Les questions du public : des enjeux très actuels
La conférence s’est conclue par une série de questions révélatrices des préoccupations contemporaines. Notamment la question des réseaux sociaux, l’une des questions était : « une publication sponsorisée constitue-t-elle une dépense de campagne ? ». La réponse fut d’abord « Oui » mais vite corrigée par les intervenants, s’est transformée en un “Non”. Ils expliquent que si l’on vient à payer pour une sponsorisation, le principe d’égalité n’est donc pas respecté.
Des questions sur les remboursements étaient nombreuses également et la réponse fut : “l’État peut rembourser une partie des dépenses, sous conditions, notamment si le candidat dépasse un certain seuil de voix et si le compte est validé”. Le droit à l’erreur ? Les intervenants soutiennent qu’il existe des possibilités de régularisation, mais certaines irrégularités entraînent automatiquement le rejet. Nombreuses questions sur les avantages en nature ont étés posées aussi et il a été exposé que tous avantages, que ce soit la mise à disposition gratuite d’un local, d’un véhicule ou de matériel doit être intégrée dans le compte, valorisée financièrement, et prise en compte dans le plafond.

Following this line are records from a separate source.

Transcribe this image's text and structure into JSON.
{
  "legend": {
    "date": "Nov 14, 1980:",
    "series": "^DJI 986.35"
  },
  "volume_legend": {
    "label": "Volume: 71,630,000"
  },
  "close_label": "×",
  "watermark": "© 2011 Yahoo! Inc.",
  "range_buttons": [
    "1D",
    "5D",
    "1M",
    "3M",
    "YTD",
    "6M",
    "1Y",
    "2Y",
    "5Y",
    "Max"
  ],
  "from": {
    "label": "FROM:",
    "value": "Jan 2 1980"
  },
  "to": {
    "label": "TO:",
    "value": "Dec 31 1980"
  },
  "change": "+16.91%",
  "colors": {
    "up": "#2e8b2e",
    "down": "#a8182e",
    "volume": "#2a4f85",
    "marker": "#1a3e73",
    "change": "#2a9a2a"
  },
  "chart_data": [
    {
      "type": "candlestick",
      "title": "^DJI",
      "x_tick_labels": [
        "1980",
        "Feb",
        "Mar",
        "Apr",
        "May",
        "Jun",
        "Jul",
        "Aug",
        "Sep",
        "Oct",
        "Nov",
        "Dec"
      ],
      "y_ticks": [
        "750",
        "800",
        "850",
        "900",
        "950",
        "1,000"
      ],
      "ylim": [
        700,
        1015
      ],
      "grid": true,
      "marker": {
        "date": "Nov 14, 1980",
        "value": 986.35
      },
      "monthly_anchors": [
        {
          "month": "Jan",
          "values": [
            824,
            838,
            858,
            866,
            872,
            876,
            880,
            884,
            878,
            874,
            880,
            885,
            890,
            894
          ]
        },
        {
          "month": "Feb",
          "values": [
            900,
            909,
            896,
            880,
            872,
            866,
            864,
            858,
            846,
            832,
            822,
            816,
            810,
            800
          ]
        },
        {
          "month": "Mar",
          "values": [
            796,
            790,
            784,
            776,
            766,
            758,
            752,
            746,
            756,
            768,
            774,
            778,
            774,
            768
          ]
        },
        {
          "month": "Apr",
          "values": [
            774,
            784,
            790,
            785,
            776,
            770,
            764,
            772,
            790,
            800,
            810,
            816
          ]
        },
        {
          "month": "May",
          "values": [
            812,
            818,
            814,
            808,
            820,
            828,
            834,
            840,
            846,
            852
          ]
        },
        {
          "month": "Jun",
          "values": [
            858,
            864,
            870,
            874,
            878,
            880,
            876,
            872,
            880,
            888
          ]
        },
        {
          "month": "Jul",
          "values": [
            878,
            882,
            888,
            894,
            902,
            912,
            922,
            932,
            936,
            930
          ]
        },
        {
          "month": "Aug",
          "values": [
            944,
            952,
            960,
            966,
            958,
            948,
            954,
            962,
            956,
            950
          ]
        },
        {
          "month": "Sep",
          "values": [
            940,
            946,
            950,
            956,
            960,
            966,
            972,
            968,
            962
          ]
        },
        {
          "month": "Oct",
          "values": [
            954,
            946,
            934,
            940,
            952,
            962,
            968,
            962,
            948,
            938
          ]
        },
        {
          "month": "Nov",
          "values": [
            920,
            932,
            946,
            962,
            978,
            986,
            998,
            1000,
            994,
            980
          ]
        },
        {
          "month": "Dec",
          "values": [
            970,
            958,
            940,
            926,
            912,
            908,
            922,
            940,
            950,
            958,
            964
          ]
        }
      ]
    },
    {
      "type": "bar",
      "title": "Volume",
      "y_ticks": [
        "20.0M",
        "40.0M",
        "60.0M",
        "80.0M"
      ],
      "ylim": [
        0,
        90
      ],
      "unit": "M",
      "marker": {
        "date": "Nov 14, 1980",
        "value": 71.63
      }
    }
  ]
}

Une précision a été apportée quant à la date de dépôt du compte : le dépôt se fait après l’élection, selon un délai fixé à partir du tour décisif (premier ou second tour selon la situation du candidat). Concernant les refus de dons, “un don dépassant le plafond légal doit être refusé ou restitué” nous dit Caroline Yoti Sohane. Aussi, si un événement bénéficie d’une couverture médiatique, il n’est pas forcément requalifié en dépense. Tout dépendra de l’intention et du financement.
Enfin un sujet autour de l’intelligence artificielle au sein de la campagne a été soulevé, de nos jours peu sont ceux qui ne s’en servent pas. Il a été indiqué que l’utilisation de l’intelligence artificielle (par exemple pour composer une chanson de campagne) n’est pas interdite en soi.
Mais si elle génère un coût ou un avantage valorisable, celui-ci doit apparaître dans le compte.
Une rigueur au service de la démocratie
Le message des différents intervenants se rejoint, le compte de campagne n’est pas une formalité administrative, mais un pilier de la démocratie et derrière la technicité et la sévérité des règles, le but reste de garantir une compétition équitable, transparente et encadrée.